It can't be terribly comfortable to take a seat at the base of the dinosaur tree, but that's where a newly described creature, Nyasasaurus parringtoni, seems to rest. It's not yet certain, but Nyasasaurus could be the oldest dinosaur ever found, pushing the dawn of the dinosaurs, thought to have occurred about 230 million years ago, back in time another 15 million years.
While this discovery is unlikely to make too many people change their lunch plans, it does suggest that "dinosaurs emerged in the wake of the largest mass extinction of all time — the crash that occurred around the transition from the Permian to the Triassic period about 252 million years ago," writes the dinosaur blogger Brian Switek in Nature. Whether or not this beast, about the size of a Labrador retriever, was truly a dinosaur, it "sits near the base of the dinosaur family tree," one researcher tells Switek.

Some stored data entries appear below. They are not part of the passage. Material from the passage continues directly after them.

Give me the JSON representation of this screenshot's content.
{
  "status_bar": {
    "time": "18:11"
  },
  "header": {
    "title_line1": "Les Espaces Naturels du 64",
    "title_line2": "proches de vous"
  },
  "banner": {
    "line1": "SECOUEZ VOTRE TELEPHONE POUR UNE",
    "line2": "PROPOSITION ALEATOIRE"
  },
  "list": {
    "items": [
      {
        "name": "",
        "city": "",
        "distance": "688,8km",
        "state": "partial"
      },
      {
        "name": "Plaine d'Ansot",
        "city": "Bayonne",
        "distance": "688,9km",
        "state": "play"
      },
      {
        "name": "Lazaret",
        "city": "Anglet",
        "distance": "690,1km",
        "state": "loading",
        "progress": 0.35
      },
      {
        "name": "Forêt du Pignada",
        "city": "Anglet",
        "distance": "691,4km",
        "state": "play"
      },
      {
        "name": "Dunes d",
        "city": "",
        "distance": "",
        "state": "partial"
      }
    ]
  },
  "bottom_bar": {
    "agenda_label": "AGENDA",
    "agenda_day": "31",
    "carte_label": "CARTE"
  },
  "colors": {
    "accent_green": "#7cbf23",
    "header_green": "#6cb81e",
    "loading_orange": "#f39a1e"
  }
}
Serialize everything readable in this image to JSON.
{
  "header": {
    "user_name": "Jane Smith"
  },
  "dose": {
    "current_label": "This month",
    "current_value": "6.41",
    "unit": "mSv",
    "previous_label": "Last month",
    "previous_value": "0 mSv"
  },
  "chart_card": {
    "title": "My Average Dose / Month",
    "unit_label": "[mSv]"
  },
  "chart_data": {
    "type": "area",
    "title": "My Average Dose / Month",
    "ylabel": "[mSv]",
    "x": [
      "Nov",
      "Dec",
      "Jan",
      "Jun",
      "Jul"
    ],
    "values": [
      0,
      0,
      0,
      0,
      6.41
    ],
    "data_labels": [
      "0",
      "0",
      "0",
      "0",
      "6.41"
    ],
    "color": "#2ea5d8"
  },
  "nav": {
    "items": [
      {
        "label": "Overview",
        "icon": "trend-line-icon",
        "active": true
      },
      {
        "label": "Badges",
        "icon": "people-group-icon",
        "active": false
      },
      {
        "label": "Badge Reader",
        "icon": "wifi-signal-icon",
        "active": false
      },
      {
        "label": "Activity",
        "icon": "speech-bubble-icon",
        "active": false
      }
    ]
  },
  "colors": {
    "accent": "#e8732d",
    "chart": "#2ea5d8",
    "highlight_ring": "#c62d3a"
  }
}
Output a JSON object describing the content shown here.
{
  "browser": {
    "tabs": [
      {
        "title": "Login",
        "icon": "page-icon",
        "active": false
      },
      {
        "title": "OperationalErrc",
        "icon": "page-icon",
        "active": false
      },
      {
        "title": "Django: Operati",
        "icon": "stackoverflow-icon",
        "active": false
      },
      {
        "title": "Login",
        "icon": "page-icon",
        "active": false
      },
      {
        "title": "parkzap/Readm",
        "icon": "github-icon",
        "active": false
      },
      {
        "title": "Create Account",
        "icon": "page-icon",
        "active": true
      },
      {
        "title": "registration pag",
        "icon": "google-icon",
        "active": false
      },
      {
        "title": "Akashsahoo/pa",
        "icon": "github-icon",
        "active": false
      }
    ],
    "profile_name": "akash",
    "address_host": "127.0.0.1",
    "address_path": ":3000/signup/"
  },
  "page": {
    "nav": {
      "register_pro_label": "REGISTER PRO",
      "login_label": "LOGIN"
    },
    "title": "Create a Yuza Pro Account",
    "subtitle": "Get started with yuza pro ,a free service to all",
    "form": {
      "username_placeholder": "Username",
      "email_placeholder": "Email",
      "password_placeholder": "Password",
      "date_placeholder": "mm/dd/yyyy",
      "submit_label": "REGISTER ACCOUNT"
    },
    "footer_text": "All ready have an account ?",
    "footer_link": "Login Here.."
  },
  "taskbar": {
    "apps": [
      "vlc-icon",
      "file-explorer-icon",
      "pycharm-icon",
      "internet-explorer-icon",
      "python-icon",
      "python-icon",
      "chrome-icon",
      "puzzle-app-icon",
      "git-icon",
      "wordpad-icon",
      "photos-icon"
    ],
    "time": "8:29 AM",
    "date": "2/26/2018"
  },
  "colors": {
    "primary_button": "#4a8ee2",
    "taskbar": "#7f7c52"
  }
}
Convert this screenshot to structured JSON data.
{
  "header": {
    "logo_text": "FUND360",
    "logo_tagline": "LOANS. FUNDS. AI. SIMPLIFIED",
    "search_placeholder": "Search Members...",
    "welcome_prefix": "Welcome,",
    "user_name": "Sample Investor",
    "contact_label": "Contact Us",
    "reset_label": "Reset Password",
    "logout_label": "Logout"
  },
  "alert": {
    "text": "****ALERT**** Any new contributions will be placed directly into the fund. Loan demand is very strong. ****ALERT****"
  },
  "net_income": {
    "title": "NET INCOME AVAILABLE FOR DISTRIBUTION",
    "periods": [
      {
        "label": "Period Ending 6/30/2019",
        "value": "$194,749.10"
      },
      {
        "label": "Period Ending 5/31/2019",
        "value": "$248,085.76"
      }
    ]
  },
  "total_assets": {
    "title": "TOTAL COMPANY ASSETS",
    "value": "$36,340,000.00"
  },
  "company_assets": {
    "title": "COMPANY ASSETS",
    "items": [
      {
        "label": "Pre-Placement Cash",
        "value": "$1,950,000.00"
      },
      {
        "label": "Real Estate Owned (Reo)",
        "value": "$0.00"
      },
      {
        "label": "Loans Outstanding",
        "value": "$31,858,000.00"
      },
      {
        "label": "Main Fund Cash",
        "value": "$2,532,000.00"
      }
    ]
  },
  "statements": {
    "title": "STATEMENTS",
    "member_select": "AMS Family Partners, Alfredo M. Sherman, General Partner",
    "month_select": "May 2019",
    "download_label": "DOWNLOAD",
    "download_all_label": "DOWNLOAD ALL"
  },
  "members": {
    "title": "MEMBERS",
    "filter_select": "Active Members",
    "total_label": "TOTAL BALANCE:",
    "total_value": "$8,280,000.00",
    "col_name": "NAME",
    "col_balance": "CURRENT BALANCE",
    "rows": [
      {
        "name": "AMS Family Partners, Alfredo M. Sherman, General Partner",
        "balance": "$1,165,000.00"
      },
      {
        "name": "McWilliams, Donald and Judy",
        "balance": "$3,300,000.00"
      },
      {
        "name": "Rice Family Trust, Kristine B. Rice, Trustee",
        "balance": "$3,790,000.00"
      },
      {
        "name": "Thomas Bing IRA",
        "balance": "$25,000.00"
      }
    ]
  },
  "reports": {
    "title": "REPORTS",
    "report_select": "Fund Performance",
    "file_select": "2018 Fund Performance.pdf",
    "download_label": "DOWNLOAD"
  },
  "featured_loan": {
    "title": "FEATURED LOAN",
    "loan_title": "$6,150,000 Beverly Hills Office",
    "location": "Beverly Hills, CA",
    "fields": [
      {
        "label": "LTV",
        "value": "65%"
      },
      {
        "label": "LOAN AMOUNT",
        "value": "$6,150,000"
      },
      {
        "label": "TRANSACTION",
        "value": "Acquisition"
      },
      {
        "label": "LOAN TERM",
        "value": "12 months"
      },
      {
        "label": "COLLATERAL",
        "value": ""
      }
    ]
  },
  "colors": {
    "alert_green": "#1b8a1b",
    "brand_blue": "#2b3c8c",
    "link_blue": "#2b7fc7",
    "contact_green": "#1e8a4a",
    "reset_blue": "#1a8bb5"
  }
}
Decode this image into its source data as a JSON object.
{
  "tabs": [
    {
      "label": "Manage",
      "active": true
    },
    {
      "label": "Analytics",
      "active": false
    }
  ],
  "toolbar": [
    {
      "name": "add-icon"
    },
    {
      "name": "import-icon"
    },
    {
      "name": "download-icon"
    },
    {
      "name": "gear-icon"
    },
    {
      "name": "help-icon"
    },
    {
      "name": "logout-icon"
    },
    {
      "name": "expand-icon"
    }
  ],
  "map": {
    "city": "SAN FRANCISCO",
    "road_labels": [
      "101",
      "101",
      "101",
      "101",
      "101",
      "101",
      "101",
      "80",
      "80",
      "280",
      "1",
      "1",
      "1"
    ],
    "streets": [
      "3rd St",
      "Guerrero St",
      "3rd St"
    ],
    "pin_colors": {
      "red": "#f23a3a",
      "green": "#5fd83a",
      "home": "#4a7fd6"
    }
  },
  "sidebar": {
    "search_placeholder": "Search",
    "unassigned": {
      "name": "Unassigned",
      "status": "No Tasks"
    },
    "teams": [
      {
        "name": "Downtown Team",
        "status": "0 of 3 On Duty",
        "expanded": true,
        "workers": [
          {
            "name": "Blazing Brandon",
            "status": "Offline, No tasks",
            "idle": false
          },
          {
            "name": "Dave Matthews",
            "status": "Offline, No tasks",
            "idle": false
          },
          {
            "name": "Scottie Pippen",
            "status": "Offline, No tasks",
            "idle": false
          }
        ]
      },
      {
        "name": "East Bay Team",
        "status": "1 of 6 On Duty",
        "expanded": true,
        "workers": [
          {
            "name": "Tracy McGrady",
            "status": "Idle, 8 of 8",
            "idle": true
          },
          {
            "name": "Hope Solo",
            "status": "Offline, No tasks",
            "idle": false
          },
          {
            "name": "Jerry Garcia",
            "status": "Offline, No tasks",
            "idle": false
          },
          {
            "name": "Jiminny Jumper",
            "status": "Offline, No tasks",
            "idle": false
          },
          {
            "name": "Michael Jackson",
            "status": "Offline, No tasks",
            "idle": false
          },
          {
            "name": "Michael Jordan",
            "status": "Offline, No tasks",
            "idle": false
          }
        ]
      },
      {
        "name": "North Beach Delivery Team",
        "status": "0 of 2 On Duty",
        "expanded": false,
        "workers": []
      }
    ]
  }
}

Chris Wickham of Reuters, fixing on the idea that the bones were discovered decades ago, leads with, "Researchers have found what could be the earliest known dinosaur to walk the Earth lurking in the corridors of London's Natural History Museum," which paints a more forbidding picture of London than even Dickens managed.
At The Atlantic, Megan Garber reproduces images of the Nyasasaurus bones with anterior and posterior views, cross-sections in transmitted light, a rearticulated sacrum in right lateral view, posterior sacral vertebra, and so forth. Had we world enough and time, I might try to figure out what I could learn from these images and the accompanying "interpretative drawings," but I'd rather spend my time admiring the artist's rendering above. Garber does a nice job of walking us through the clues that led researchers to conclude that this could be a dinosaur.
At National Geographic, Ker Than leads with, "Just when you thought dinosaurs couldn't get any older, the oldest dinosaur has been found in Africa, a new study says." I never thought that. Tanya Lewis at Science News reports that the discovery pushes the age of the dinosaurs back 10 million to 15 million years, to 243 million years ago. Isn't that a little too much precision for a change with a five-million-year margin of error?
Interestingly, Fox News also covered the story. Is there a political angle I'm missing?